Overview of recombineering and Cas9-mediated counterselection for S. aureus genome engineering. (A) Temperature-sensitive recombineering vector pCN-EF2132tet, encoding recombinase (green circles), is transformed into the strain to be edited. Key elements of the vector are diagrammed and include recombinase EF2132 followed by a transcriptional terminator; high-copy-number temperature-sensitive S. aureus replicon T181cop-634ts; a chloramphenicol resistance gene for selection in S. aureus; and the E. coli ColE1 origin of replication with an ampicillin resistance selectable marker for maintenance in E. coli. (B) Temperature-sensitive counterselection plasmid pCAS9counter is introduced at the time that recombineering is performed.

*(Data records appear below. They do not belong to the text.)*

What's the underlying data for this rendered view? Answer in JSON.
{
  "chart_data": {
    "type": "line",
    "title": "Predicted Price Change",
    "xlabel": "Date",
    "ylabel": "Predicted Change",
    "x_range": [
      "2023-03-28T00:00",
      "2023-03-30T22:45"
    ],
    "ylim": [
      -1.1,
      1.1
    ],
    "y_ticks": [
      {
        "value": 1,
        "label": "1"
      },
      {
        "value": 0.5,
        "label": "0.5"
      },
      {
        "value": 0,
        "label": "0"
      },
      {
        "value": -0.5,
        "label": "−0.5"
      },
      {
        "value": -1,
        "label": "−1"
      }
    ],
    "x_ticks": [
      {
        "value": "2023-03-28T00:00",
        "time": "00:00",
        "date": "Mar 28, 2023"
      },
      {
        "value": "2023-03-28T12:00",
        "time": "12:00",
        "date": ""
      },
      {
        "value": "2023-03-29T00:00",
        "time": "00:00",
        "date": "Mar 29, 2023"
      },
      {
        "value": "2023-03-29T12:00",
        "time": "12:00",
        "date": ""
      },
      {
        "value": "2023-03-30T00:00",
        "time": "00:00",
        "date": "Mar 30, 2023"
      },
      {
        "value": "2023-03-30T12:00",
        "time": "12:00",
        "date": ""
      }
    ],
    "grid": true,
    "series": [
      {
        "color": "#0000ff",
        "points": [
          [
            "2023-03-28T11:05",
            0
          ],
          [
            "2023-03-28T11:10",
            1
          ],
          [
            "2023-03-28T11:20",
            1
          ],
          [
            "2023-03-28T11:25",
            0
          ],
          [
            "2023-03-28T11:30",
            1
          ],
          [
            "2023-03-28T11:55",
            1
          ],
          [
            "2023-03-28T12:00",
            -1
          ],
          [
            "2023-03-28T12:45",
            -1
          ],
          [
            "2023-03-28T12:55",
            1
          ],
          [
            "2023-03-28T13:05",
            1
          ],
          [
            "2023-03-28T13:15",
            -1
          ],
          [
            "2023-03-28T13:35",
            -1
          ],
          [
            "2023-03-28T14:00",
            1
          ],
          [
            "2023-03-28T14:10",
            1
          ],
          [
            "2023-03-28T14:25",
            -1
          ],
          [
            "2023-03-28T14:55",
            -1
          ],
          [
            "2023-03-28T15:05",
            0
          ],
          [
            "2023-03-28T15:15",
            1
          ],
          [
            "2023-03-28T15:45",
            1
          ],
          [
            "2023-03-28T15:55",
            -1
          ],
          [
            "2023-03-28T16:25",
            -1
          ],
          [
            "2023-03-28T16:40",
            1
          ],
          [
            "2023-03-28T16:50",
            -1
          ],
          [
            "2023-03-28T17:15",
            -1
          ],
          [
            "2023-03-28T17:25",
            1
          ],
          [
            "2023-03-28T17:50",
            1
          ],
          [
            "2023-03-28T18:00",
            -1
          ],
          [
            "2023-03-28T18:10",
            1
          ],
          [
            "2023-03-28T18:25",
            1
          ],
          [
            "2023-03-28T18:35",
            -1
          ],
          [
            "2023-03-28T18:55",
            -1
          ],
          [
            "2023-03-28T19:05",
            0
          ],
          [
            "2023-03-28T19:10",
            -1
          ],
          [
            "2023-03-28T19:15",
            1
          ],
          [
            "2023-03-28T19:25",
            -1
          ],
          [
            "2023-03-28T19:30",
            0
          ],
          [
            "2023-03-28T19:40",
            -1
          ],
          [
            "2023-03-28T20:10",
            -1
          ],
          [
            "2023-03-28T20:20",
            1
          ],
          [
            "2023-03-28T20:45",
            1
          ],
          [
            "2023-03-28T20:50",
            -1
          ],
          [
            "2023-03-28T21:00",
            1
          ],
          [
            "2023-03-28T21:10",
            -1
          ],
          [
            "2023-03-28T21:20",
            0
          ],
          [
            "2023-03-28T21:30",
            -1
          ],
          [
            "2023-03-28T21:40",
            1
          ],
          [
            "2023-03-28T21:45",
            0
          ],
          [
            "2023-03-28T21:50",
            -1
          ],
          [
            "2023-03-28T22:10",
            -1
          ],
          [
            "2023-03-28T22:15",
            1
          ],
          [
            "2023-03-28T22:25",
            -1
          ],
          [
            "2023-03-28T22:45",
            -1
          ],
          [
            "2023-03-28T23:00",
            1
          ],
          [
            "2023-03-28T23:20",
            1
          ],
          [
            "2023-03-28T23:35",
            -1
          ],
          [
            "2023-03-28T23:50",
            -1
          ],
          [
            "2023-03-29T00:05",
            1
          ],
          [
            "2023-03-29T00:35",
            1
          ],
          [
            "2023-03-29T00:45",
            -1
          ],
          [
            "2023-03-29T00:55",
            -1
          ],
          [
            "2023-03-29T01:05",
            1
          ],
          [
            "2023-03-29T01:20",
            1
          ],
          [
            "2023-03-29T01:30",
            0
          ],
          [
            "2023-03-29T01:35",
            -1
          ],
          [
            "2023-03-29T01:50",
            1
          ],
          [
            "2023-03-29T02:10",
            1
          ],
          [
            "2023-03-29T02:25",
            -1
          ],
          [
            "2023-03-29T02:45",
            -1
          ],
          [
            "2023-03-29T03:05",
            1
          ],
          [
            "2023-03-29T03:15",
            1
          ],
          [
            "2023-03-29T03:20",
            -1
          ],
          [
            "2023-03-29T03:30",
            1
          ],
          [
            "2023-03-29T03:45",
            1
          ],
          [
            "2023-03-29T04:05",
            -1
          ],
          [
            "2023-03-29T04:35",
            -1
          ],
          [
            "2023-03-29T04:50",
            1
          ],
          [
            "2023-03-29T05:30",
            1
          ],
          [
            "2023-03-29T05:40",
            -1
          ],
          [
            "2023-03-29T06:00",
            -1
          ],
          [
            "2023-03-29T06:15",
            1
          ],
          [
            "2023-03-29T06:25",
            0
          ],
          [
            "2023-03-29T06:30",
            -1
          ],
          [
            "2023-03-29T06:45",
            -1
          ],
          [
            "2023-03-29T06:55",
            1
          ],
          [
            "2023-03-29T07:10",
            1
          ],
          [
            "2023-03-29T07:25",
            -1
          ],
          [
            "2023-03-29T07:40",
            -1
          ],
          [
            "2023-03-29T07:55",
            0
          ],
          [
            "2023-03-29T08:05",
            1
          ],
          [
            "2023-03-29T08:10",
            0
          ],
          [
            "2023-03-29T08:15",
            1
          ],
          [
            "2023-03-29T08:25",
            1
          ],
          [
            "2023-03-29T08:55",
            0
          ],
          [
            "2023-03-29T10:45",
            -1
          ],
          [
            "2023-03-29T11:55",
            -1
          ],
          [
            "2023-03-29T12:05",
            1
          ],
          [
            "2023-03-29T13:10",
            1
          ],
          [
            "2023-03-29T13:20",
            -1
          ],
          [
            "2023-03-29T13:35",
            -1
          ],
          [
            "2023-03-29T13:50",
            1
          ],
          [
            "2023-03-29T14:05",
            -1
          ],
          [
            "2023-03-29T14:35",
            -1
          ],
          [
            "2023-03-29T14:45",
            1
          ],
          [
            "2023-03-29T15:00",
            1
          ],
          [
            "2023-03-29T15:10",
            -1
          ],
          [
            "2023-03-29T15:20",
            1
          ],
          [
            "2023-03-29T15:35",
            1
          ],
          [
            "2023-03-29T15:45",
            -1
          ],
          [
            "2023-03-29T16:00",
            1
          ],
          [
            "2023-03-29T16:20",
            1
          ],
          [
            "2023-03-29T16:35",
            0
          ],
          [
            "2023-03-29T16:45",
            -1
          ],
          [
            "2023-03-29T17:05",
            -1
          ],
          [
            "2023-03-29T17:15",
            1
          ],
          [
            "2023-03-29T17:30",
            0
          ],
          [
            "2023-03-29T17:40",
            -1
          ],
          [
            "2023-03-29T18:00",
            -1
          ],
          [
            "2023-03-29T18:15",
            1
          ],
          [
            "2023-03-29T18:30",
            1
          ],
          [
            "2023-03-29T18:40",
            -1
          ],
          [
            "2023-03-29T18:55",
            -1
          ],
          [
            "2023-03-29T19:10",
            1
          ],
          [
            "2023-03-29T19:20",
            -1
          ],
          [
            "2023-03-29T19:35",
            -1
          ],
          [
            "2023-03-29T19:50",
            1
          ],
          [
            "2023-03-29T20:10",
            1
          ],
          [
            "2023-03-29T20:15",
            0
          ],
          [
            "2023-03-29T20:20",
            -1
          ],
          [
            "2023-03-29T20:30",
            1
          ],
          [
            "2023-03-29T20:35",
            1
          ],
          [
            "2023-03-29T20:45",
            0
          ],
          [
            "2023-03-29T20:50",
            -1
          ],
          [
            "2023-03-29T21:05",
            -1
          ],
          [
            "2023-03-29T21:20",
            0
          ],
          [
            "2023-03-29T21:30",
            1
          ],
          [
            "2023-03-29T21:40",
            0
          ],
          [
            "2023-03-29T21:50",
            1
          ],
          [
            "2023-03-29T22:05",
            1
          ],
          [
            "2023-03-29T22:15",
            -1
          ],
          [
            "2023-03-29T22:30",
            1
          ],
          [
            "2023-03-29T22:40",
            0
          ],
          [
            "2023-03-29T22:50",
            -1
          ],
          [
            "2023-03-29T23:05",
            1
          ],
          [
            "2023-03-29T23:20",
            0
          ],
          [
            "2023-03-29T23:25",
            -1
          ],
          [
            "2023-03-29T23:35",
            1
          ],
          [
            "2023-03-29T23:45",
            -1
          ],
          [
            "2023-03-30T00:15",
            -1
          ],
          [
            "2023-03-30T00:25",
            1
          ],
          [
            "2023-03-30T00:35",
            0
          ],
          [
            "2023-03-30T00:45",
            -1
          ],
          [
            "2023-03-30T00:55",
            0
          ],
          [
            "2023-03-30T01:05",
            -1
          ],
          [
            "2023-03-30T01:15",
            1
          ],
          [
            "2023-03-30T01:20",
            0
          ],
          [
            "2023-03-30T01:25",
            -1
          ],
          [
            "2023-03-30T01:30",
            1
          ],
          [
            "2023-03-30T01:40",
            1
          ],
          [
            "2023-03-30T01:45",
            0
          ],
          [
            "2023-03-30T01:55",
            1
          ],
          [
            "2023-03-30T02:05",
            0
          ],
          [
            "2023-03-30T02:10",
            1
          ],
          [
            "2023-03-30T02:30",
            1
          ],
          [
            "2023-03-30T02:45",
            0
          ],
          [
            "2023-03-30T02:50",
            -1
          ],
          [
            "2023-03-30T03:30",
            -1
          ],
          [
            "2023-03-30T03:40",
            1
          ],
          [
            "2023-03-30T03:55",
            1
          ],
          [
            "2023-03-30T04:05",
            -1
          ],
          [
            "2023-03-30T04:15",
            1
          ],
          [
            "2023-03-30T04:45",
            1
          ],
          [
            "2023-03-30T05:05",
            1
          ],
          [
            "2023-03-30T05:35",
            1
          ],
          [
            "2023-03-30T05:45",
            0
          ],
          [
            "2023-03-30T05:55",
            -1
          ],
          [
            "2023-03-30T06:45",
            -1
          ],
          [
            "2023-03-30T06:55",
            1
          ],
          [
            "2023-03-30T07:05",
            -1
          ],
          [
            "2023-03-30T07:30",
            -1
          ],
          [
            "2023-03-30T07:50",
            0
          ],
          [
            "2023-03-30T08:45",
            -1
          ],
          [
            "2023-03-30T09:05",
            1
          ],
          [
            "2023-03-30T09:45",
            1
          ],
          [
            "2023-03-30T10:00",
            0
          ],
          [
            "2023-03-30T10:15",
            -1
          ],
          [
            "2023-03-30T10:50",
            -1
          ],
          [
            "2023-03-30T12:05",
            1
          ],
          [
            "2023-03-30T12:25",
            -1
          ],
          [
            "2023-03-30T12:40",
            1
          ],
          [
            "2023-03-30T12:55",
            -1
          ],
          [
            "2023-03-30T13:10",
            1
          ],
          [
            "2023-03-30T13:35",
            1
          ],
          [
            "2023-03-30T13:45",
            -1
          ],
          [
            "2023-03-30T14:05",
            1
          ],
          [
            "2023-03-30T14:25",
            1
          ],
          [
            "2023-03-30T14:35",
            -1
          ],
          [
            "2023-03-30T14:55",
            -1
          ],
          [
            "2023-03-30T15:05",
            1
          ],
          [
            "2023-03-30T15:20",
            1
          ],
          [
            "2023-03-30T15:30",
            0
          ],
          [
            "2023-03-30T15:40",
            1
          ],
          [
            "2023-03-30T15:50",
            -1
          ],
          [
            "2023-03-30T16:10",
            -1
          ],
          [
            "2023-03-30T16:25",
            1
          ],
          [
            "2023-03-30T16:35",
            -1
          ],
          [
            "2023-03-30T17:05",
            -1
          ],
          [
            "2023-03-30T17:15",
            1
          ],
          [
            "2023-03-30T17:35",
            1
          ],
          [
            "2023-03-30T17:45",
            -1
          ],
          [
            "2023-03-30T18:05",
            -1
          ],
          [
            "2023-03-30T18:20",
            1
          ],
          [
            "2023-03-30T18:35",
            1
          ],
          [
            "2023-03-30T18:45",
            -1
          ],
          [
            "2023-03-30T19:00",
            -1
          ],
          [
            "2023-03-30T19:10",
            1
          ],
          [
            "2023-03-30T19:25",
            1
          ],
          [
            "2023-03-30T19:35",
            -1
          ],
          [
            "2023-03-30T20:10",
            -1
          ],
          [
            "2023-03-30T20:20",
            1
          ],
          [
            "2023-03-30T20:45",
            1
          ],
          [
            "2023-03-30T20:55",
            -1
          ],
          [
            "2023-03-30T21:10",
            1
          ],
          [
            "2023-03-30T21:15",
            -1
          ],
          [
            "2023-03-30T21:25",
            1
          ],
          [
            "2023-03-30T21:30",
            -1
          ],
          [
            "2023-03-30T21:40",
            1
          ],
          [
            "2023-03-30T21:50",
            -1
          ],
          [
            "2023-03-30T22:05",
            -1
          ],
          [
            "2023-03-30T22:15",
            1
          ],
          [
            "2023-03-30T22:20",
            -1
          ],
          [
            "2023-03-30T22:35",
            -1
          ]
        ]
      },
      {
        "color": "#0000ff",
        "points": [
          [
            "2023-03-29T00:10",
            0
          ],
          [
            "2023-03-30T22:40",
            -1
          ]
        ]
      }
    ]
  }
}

Key elements of the vector are diagrammed and include a synthetic guide RNA (sgRNA) targeted to the genomic site being modified; Cas9 followed by a transcriptional terminator; low-copy-number temperature-sensitive S. aureus replicon E194ts (which is compatible with T181cop-634ts); an erythromycin resistance gene for selection in S. aureus; and the E. coli ColE1 origin of replication with an ampicillin resistance selectable marker for maintenance in E. coli. (C and D) Recombineering is performed using a mutagenic oligonucleotide (blue curved lines) encoding the desired change (yellow diamond). Transformation with these elements leads to two possible outcomes: integration of the mutagenic oligonucleotide is successful and Cas9 (yellow Pac-Man symbol) is unable to cleave the genome (C), or integration of the mutagenic oligonucleotide does not occur and Cas9 introduces a double-stranded break into the host genome, killing unedited cells (D). (E) Brief growth of bacteria at elevated temperatures which are nonpermissive for the plasmid system results in its loss, leaving isogenic, edited cells.

FIG 3

Recombineering with concurrent Cas9-mediated counterselection. (A) Frequency of colonies recovered using different combinations of counterselection vectors, rifampin resistance recombineering oligonucleotide, and selective media when recombineering oligonucleotides and counterselection vectors are introduced concurrently. (B) Fraction of colonies carrying counterselection vectors which display resistance to rifampin after recombineering with cotransformation of counterselection vectors. Error bars in both panels indicate standard errors of the means.

FIG 4

Recombineering of a 2.4-kb mutS deletion strain and effects of mutS deletion on subsequent recombineering. (A) PCR amplification of the mutS locus from representative colonies surviving counterselection. The wild-type allele corresponds to an amplicon 3.5 kb in size, whereas the engineered deletion results in a product at 1.1 kb. A 1-kb ladder is shown. (B) Recombineering efficiencies of the mutS deletion strain and mutS-intact parental strain compared to paired, mock-transformation controls lacking mutagenic oligonucleotide. Recombineering oligonucleotides encode rifampin resistance and either incorporate or lack silent mutations promoting bypass of MMR pathway repair. Error bars indicate standard errors of the means.